Fastify: How to have public and private routes?

Question

I read the docs, but I still don't understand how I'm supposed to split my routes so that only some plugins apply to them.

Here's what I've got:

index.ts

import fastify from 'fastify'
import bookingsRoutes from './routes/bookings'

const server = fastify({
    logger: process.env.NODE_ENV !== 'production',
    trustProxy: '64.225.88.57', // DigitalOcean load balancer
})


server.get('/health', (_, reply) => {
    reply.send("OK")
})

server.register(bookingsRoutes)

server.listen(process.env.PORT || 3000, '0.0.0.0', (err, address) => {
    if (err) {
        server.log.error(err)
        process.exit(1)
    }
    server.log.info(`Server listening at ${address}`)
})

bookings.ts

// ...

const plugin: FastifyPluginAsync = async api => {
    await Promise.all([
        api.register(dbPlugin),
        api.register(authPlugin),
    ])
    const {db,log} = api

    api.route<{Body:BookingRequestType,Reply:BookingType}>({
        url: '/bookings',
        method: 'POST',
        async handler(req, res) {
            console.log('got user',req.user)
        }
    })
}

export default fp(plugin, '3.x')

I thought by registering dbPlugin and authPlugin inside the booking routes plugin that it would only apply to those routes, but that doesn't seem to be right. It seems to be applying to /health too.

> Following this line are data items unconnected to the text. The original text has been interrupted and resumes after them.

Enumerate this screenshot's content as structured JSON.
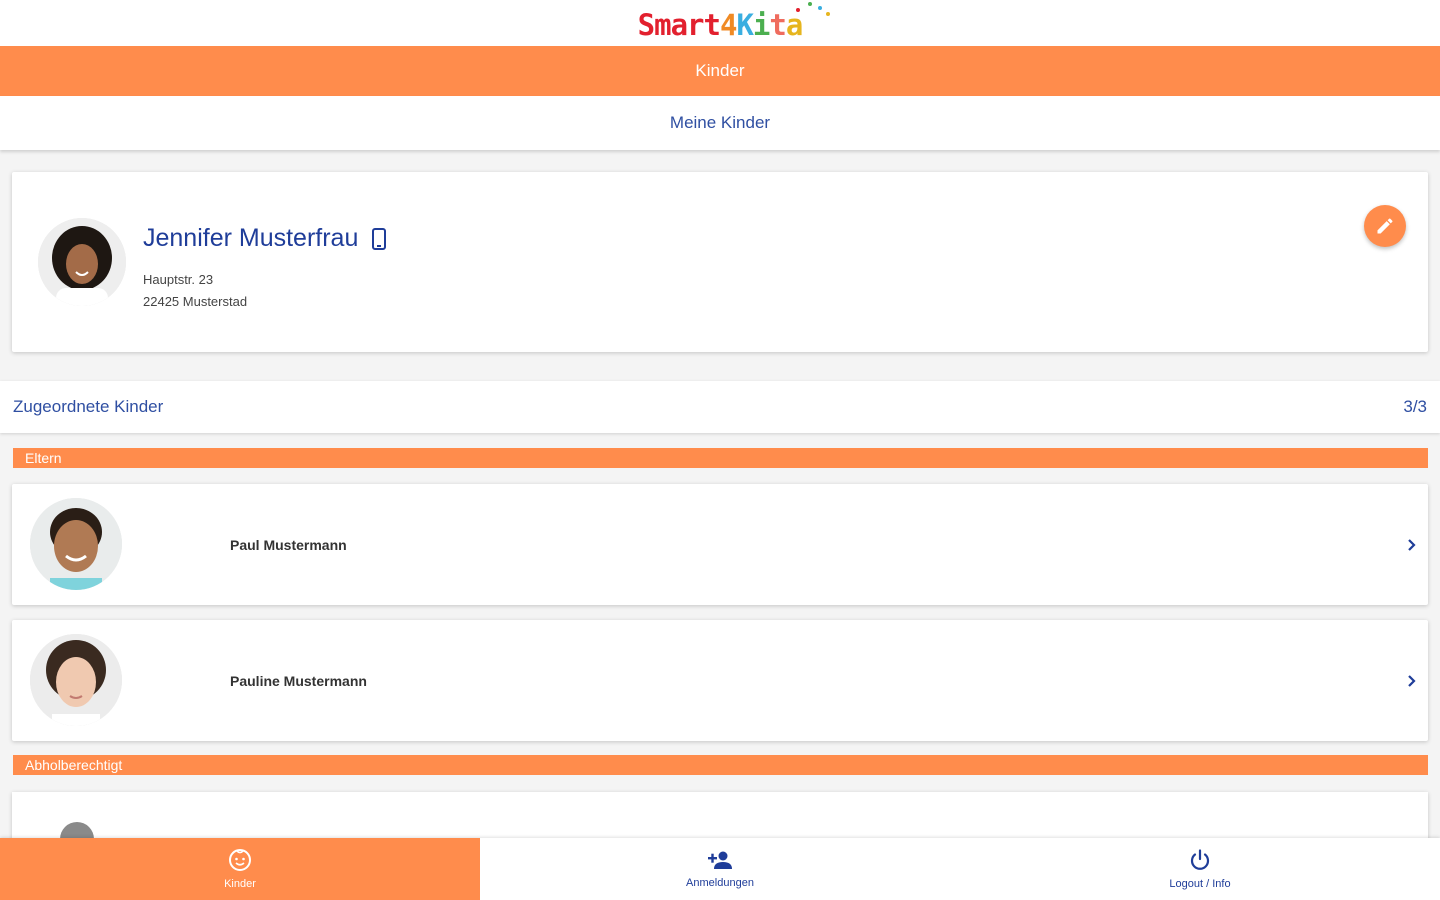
{
  "app": {
    "logo": {
      "smart": "Smart",
      "four": "4",
      "k": "K",
      "i": "i",
      "t": "t",
      "a": "a"
    },
    "title": "Kinder",
    "subtitle": "Meine Kinder"
  },
  "profile": {
    "name": "Jennifer Musterfrau",
    "street": "Hauptstr. 23",
    "city": "22425 Musterstad"
  },
  "assigned": {
    "label": "Zugeordnete Kinder",
    "count": "3/3"
  },
  "sections": {
    "parents": "Eltern",
    "pickup": "Abholberechtigt"
  },
  "children": [
    {
      "name": "Paul Mustermann"
    },
    {
      "name": "Pauline Mustermann"
    }
  ],
  "nav": [
    {
      "label": "Kinder",
      "icon": "child-care-icon",
      "active": true
    },
    {
      "label": "Anmeldungen",
      "icon": "person-add-icon",
      "active": false
    },
    {
      "label": "Logout / Info",
      "icon": "power-icon",
      "active": false
    }
  ],
  "colors": {
    "accent": "#ff8c4c",
    "primary_text": "#1f3d99"
  }
}
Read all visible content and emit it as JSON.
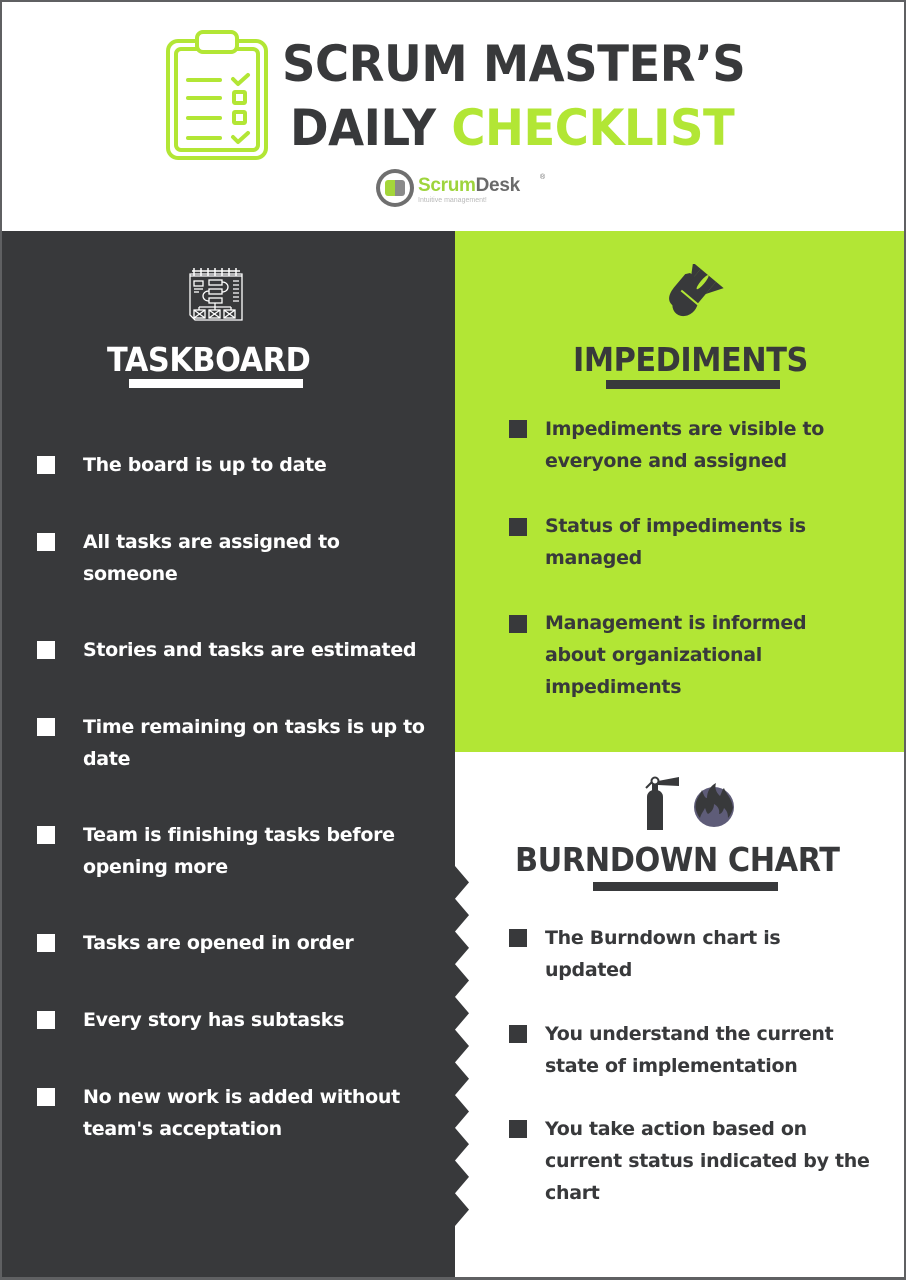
{
  "header": {
    "title_line1": "SCRUM MASTER’S",
    "title_line2_plain": "DAILY",
    "title_line2_accent": "CHECKLIST",
    "icon": "clipboard-checklist-icon"
  },
  "logo": {
    "name_part1": "Scrum",
    "name_part2": "Desk",
    "registered": "®",
    "tagline": "Intuitive management!"
  },
  "colors": {
    "dark": "#38393b",
    "accent_green": "#b2e635",
    "white": "#ffffff",
    "fire_purple": "#5e5c78"
  },
  "taskboard": {
    "title": "TASKBOARD",
    "icon": "taskboard-flowchart-icon",
    "items": [
      "The board is up to date",
      "All tasks are assigned to someone",
      "Stories and tasks are estimated",
      "Time remaining on tasks is up to date",
      "Team is finishing tasks before opening more",
      "Tasks are opened in order",
      "Every story has subtasks",
      "No new work is added without team's acceptation"
    ]
  },
  "impediments": {
    "title": "IMPEDIMENTS",
    "icon": "bomb-icon",
    "items": [
      "Impediments are visible to everyone and assigned",
      "Status of impediments is managed",
      "Management is informed about organizational impediments"
    ]
  },
  "burndown": {
    "title": "BURNDOWN CHART",
    "icons": [
      "fire-extinguisher-icon",
      "fire-icon"
    ],
    "items": [
      "The Burndown chart is updated",
      "You understand the current state of implementation",
      "You take action based on current status indicated by the chart"
    ]
  }
}
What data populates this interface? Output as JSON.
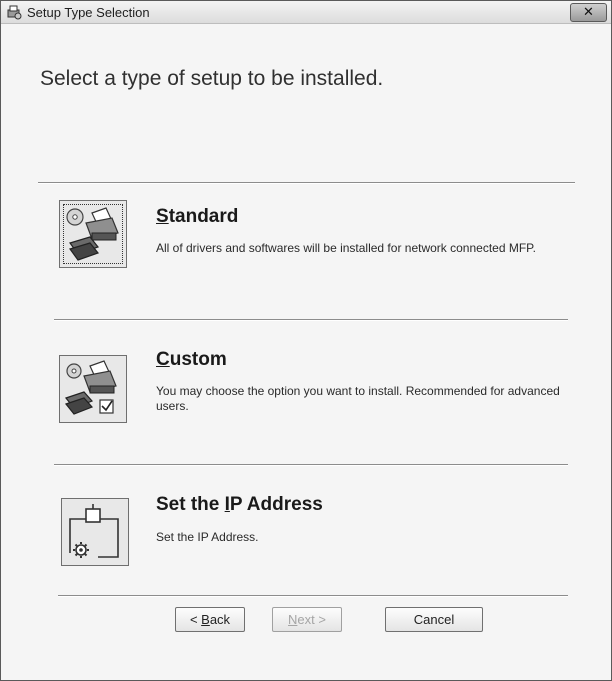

Also not sure if I should be awaiting the 2 register functions like that but they return promises and that seems to be the only way to get the db object back out of them...

What's the proper way to do this?

Answer 1

Start from this snippet:

const fastify = require('fastify')({ logger: true })

fastify.register(async function plugin (privatePlugin, opts) {
  privatePlugin.addHook('onRequest', function hook (request, reply, done) {
    if (request.headers['x-auth'] === '123') {
      done()
    } else {
      done(new Error('wrong auth'))
    }
  })

  privatePlugin.get('/', async (request, reply) => {
    return { private: 'private' }
  })
})

fastify.register(async function plugin (publicPlugin, opts) {
  publicPlugin.get('/', async (request, reply) => {
    return { public: 'public' }
  })
})

fastify.listen(8080)

This shows how to create a:

• private context and
• a public context

all the routes registered to the privatePlugin will inherit the onRequest hook - the authentication check.

The publicPlugin will not because it is a privatePlugin's sibling. Read here for more detail

Why isn't fastify smart enough to tell which plugin has already been included so that I can list all the dependencies explicitly?

Because in Fastify you can register multiple times the same plugins with different configurations but you must check if:

• the context has already it or not: registering twice a plugin slow down the server, consume memory etc...
• the plugin may support multiple registrations in the same context (like fastify-mongodb does within the namespace configuration)

It is a design choice, otherwise, it would be much more confusing in complex applications.

---

Edit after comments:

The auth plugin should focus on authorization only and it should not care about the database.

In this case I would change your code like so:

// auth-plugin.js
const fp = require("fastify-plugin");

const plugin = async (api, options) => {
  api.addHook("preHandler", async (req, reply) => {
    if (!req.user) {
      throw new Error("Must be logged in");
    }
  });
};

module.exports = fp(plugin, {
  name: 'org-auth-plugin',
  dependencies: ['foo-db-plugin']
})

and

const fp = require("fastify-plugin");

const plugin = async (api, options) => {
  api.decorate("db", "I'm a database");
  // TODO: create/connect to database
};

module.exports = fp(plugin, {
  name: 'foo-db-plugin'
})

In this way you will be warned during the startup that your org-auth-plugin needs the db plugin to work correctly.